Yes. These patients who are not on steroids that are relatively flat in SV95 over a 3-month period. It was a very small group, and those patients. Some of those patients moved on to take steroid post 3-month period. So I think the ends are quite small. So we would need to add additional patients in this nonsteroid cohort to get additional information. I think we are capable of running a trial in steroid-naive patients. I think there's places in Europe as well as alternate patients in other parts of the world where steroids aren't utilized to the same extent as they are in the U.S. But that's to be determined. And as you might imagine, it's a relatively complex regulatory path within the U.S. to actually move forward with the nonsteroid treat population, but it is intriguing the magnitude of the biomarker response and what we've seen very early studies in small ends.
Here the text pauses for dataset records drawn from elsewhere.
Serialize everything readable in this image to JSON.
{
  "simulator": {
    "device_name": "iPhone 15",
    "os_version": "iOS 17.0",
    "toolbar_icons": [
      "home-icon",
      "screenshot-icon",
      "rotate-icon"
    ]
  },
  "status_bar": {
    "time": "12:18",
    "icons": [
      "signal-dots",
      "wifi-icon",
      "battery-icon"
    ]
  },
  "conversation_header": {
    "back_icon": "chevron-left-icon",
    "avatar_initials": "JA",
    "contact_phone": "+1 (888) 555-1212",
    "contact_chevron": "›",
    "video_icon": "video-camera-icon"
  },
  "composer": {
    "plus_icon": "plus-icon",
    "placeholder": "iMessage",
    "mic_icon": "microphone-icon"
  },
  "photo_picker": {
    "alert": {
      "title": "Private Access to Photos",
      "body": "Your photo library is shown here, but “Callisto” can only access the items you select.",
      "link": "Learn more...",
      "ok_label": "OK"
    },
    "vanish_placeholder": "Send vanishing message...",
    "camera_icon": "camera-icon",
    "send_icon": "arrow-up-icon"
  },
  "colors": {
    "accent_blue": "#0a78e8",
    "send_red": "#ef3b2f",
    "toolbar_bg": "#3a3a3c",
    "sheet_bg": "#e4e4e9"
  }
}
Yes. The original design, they were -- what we were asking ethics committees was basically to delay the treatment with steroids for 16 weeks, and that was deemed appropriate. So they did have the option that was written into the protocol. It's starting at 16 weeks. So a couple of bids. So the numbers become very, very small. But as Kevin said, they're stable. They seem to be very stable over time.

The next question comes from James Condulis with Stifel.

Just another on Becker. Just curious, in your discussions with regulators, did the baseline imbalances on North Star and CANYON come up at all? And kind of along those lines, I guess, as you think about the Phase III, should that imbalance color our view at all of the 12-month effect size? Or is it really not all that important? Just curious for any color. I'm curious if the KOLs, any thoughts also.

It actually didn't come up with FDA. I would say that remember, the CANYON study was 40 patients 3:1 randomization and 2 cohorts. So that was -- that's where randomization doesn't always operate perfectly with small numbers like that. And the GRAND CANYON study, we have 175 patients, 2:1 randomization. So 120 randomized to 1 group and approximately 160 to the other. So that should not happen with that large number of enrollees.

There are no further questions at this time. So I'd like to pass the call back over to Kevin Koch for closing remarks. Please go ahead.

Well, thank you for your attention. Great questions. And I think we have a really exciting set of programs here at Edgewise, making great progress and look forward to speaking with you in the future. I really like to thank all our supporters of our shareholders, but in particular and the employees that actually work for Edgewise and their families and the hard work. There was to provide all this information you all today. I think even more importantly, it's the patients and their families that took the time to participate in our studies and the physicians who manage these studies to bring these new therapies to patients with high unmet medical needs. So I'd like to thank you all for your attention. We look forward to speaking to you in the future. Thank you.

That concludes today's webinar. Thank you for your participation. You may now disconnect.